Have any of you had this problem of ineligibility, married filing separately? Do you make too much for a Roth and have a traditional IRA instead? Are you able to max out your contributions every year?


Join the conversation and post a comment.

  1. Daniel

    Lol I like the comic. I also love reading about retirement, which is why I’ve enjoyed the guest posts on Monday and Tuesday so much. Plus the conversation in the comments was fantastic.

    I vaguely remember reading about category C, never thinking that it would actually happen! I figured that if you wanted to contribute, people would avoid that choice. But I didn’t think that it was a little more complicated or that people would only take action AFTER filing taxes.
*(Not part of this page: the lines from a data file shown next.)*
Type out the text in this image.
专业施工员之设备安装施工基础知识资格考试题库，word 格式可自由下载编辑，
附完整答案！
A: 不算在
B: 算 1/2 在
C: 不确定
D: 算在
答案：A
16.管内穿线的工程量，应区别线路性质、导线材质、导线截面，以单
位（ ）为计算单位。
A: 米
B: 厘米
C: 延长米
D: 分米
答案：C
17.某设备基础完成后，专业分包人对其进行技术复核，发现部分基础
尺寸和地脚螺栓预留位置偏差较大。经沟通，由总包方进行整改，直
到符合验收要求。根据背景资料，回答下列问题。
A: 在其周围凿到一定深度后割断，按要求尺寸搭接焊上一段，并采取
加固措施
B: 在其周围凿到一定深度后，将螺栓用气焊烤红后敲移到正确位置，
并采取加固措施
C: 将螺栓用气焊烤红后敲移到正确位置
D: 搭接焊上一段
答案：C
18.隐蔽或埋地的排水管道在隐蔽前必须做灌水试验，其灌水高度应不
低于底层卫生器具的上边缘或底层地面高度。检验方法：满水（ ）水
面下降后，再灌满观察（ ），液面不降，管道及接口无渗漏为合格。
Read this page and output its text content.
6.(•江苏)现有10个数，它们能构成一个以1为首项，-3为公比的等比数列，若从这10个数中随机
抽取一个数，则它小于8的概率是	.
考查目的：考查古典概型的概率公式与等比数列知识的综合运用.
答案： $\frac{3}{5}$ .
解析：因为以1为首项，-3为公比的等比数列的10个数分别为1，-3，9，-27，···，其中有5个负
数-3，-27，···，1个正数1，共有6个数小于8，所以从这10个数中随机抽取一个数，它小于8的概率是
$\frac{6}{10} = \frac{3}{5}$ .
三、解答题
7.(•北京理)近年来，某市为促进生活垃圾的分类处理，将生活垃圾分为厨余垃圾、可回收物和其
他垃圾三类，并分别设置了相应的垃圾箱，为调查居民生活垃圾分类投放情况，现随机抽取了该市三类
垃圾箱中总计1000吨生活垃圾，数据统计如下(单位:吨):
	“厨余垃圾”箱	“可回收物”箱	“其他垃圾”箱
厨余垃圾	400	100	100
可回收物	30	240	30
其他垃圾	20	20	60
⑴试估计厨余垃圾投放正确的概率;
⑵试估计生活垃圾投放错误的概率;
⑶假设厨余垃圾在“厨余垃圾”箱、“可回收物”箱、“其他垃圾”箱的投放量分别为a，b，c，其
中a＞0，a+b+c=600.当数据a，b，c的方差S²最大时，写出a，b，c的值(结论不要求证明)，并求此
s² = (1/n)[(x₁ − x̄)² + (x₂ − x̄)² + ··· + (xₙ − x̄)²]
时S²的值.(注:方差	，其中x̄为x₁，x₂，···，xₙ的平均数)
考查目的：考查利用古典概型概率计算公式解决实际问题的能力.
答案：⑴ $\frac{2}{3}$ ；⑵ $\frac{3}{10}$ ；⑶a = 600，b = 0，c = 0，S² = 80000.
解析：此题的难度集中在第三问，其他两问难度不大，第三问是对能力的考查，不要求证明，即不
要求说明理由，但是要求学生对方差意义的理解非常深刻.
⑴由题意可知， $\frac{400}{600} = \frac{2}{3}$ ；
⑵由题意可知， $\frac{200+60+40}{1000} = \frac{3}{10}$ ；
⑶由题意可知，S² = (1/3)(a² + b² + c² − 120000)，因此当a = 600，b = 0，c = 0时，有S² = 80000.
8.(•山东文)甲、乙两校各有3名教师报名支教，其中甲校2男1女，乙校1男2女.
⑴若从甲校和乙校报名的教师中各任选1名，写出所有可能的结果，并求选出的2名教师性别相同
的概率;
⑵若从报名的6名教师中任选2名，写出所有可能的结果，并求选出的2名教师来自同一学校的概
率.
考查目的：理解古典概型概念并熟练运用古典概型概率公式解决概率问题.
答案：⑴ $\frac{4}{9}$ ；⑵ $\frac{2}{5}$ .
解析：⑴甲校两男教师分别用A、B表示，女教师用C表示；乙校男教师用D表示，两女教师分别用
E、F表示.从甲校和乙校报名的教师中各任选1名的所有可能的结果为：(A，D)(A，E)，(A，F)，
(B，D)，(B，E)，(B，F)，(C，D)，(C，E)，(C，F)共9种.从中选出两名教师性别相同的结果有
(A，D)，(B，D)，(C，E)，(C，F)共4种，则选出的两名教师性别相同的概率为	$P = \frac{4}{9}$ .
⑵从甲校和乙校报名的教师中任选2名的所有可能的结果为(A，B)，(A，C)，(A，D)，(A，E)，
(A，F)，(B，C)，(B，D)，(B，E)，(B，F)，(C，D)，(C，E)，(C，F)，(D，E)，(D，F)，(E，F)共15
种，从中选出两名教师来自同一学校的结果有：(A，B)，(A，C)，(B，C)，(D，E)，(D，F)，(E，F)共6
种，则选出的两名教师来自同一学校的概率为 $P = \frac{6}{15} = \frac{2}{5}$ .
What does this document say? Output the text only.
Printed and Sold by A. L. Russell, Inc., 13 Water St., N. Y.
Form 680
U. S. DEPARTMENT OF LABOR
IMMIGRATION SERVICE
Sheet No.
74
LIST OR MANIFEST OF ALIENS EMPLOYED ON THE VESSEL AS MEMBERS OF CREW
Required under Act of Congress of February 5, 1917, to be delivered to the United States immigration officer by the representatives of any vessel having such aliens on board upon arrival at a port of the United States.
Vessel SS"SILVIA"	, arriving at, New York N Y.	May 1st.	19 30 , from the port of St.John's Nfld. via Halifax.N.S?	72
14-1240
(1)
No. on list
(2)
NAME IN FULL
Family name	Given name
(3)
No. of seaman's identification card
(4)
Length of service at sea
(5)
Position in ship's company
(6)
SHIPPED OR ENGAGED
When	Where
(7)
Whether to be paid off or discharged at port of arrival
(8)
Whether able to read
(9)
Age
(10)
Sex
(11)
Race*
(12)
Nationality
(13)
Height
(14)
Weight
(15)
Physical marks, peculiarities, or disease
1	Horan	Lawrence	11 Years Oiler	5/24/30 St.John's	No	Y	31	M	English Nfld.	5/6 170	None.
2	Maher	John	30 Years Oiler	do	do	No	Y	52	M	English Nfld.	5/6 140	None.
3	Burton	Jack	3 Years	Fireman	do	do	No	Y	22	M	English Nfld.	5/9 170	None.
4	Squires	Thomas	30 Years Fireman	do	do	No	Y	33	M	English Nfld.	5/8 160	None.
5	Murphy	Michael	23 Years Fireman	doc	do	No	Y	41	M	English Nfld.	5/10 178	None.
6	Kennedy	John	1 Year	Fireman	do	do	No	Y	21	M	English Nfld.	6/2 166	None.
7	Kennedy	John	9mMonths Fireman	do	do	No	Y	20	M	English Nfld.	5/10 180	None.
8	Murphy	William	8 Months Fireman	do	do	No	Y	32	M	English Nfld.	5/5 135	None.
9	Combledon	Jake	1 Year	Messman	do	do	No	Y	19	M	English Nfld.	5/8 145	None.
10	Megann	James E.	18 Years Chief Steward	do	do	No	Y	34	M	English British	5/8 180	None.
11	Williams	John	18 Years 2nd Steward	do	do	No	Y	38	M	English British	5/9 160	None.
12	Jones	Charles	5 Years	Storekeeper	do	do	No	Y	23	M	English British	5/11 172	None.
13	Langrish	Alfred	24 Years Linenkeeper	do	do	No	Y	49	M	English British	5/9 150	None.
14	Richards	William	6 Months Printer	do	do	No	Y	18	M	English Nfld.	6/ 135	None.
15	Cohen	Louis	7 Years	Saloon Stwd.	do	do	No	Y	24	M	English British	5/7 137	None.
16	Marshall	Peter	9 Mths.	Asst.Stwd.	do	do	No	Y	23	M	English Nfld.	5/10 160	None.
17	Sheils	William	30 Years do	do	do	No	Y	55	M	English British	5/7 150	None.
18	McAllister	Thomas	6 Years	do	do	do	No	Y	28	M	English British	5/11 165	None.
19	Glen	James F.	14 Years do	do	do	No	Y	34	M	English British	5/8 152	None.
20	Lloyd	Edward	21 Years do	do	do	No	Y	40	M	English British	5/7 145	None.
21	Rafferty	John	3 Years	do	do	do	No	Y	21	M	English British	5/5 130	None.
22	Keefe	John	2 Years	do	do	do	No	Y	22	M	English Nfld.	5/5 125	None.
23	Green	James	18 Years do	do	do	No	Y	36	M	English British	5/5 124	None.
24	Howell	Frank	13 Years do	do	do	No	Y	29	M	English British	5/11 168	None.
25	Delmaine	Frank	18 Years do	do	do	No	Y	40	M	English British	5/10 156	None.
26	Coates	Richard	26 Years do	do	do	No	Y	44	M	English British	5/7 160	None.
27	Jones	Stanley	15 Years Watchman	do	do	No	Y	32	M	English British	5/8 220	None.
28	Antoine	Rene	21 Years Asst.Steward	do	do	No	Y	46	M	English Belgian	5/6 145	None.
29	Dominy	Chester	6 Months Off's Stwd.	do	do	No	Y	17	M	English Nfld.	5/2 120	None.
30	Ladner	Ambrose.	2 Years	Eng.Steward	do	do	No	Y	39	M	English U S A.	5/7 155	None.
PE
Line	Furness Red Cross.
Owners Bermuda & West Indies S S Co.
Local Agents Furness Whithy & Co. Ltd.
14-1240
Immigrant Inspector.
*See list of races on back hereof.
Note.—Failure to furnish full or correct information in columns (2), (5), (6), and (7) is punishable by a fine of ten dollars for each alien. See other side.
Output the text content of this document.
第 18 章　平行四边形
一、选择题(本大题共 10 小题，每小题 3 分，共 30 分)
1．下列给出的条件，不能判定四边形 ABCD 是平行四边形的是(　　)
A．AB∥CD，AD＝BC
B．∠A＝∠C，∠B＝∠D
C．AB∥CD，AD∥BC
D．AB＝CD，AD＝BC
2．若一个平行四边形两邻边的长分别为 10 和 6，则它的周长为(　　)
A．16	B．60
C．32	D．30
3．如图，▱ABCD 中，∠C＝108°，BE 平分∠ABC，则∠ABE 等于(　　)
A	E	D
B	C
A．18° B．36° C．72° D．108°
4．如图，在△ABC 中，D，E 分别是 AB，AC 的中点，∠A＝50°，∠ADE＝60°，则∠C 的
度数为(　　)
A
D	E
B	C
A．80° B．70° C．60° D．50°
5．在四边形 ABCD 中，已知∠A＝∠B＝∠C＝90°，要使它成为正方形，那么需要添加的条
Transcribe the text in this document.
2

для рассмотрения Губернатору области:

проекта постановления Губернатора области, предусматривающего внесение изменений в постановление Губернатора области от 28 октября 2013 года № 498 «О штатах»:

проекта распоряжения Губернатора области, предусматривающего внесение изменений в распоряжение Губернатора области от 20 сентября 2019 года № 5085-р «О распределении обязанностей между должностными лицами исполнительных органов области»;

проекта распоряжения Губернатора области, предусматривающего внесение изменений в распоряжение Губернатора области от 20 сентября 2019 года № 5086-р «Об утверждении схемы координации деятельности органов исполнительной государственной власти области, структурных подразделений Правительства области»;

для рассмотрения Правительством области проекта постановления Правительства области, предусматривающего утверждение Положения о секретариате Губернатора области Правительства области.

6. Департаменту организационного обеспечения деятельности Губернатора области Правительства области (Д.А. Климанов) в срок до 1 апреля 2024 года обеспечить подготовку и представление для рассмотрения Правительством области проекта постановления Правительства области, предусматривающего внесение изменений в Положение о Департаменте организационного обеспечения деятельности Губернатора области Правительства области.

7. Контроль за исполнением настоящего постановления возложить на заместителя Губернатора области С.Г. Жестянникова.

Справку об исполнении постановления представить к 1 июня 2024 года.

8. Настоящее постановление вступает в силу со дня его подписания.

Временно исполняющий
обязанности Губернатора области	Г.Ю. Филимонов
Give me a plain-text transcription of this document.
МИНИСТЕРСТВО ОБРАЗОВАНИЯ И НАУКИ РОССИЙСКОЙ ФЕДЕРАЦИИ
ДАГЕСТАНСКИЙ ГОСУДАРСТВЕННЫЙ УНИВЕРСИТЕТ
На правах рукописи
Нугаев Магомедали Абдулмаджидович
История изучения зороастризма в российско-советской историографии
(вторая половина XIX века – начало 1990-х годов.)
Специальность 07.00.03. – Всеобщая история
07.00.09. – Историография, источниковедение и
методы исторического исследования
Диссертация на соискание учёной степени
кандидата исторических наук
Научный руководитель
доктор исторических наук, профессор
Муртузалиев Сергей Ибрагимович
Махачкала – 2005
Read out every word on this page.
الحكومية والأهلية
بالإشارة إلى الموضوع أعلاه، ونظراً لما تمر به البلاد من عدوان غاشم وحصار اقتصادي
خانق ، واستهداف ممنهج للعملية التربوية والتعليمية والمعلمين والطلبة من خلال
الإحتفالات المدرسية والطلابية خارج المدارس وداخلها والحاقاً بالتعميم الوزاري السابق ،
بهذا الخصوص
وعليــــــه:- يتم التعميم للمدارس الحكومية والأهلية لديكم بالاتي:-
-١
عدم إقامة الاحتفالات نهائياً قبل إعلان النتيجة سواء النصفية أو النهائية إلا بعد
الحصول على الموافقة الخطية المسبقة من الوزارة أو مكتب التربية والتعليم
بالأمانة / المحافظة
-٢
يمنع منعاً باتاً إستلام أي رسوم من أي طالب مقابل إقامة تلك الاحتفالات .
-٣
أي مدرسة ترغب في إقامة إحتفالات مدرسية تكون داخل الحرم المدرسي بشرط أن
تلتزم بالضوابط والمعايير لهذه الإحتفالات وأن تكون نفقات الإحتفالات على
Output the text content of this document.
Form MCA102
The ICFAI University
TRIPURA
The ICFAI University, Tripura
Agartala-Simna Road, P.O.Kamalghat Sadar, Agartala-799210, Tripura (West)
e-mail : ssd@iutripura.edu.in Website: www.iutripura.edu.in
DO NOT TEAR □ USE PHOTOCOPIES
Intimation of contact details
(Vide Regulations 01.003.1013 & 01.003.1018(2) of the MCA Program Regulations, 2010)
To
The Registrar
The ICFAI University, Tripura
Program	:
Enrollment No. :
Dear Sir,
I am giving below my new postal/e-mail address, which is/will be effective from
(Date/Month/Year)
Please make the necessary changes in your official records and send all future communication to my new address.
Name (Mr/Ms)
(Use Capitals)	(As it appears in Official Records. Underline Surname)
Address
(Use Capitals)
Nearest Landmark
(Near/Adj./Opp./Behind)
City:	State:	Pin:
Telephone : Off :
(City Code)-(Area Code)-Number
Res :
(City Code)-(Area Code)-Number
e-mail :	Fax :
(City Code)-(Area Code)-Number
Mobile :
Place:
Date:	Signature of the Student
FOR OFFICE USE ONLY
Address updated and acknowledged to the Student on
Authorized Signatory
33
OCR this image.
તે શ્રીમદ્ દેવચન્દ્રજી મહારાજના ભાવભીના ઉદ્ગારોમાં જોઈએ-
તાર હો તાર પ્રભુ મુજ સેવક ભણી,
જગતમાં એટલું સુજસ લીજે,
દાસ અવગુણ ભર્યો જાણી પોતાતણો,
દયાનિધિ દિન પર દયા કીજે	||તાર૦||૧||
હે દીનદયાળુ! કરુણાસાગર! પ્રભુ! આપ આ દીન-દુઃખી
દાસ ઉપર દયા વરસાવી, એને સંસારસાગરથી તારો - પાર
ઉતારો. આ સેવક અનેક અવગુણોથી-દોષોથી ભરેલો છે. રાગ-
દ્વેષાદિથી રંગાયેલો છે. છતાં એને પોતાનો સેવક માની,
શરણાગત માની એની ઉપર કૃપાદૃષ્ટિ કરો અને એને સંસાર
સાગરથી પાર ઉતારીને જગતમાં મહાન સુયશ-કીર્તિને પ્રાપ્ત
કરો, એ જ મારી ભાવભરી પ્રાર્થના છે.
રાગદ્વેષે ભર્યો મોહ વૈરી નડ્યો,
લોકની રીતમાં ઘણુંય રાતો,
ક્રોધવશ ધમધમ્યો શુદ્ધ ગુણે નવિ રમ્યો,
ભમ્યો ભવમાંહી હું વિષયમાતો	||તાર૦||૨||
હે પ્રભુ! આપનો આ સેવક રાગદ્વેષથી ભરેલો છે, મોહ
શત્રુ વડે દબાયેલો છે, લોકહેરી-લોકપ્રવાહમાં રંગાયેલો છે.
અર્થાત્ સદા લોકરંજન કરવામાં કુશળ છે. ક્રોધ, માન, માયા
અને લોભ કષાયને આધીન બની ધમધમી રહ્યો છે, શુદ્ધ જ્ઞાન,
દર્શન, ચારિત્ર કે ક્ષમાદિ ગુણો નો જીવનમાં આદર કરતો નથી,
    I’m glad you decided to switch things up. I LOVE Roth IRAs, so I’m very excited for you. Keep us updated!
    .-= Daniel´s last blog ..Squeezing More Return Out of Your Retirement Account =-.

    • Little House

      @Daniel – Your investing articles is what really made me do more research and that’s when I found out our tax filing status limited our retirement options. I should be able to open a Roth by the end of April! :)

  2. LeanLifeCoach

    Owning your own business though you have access to other and more lucrative retirement options, don’t you? I don’t have the luxury so I don’t have details but can’t you open a SEP IRA and stash even more cash than us employed bums?
    .-= LeanLifeCoach´s last blog ..What Sacrifices Are You Willing To Make? =-.

    • Little House

      @Lean Life Coach – Someone else mentioned a SEP to me and I haven’t yet investigated this option. USAA, the company I want to open a Roth with, also offers this type of account. I think I should do a little more homework on this to see if maybe it would be a better investment for us. Thanks for mentioning it to me again. (I’m one of these people who need to be knocked in the head several times before I move forward with something. The more I hear from others about a SEP, the more likely I’ll research it!)

  3. Financial Samurai

    For the past 10 years, I’ve been inelgible to contribute to a ROTH, or normal IRA due to limits. I’m also not allowed to deduct my education interest from my income. Do I feel slighted? A little bit, but it comes with making a decent income.

    What I can’t stand is not getting equal rights for donating to charity. Now that’s infuriating. I’ve responded to your excellent comment btw.


    .-= Financial Samurai´s last blog ..Why Are President Obama And The Democrats Against Charity? =-.

    • Little House

      @Financial Samurai – Are you eligible for a 401(k) plan at least? What other investments are you allowed? I would be a little po’d if my income was too high for many traditional retirement funds. However, I’m guessing you have a hefty savings account to make up for it :)~

      And thank you for your response to my comment. I think sometimes people forget where donations go!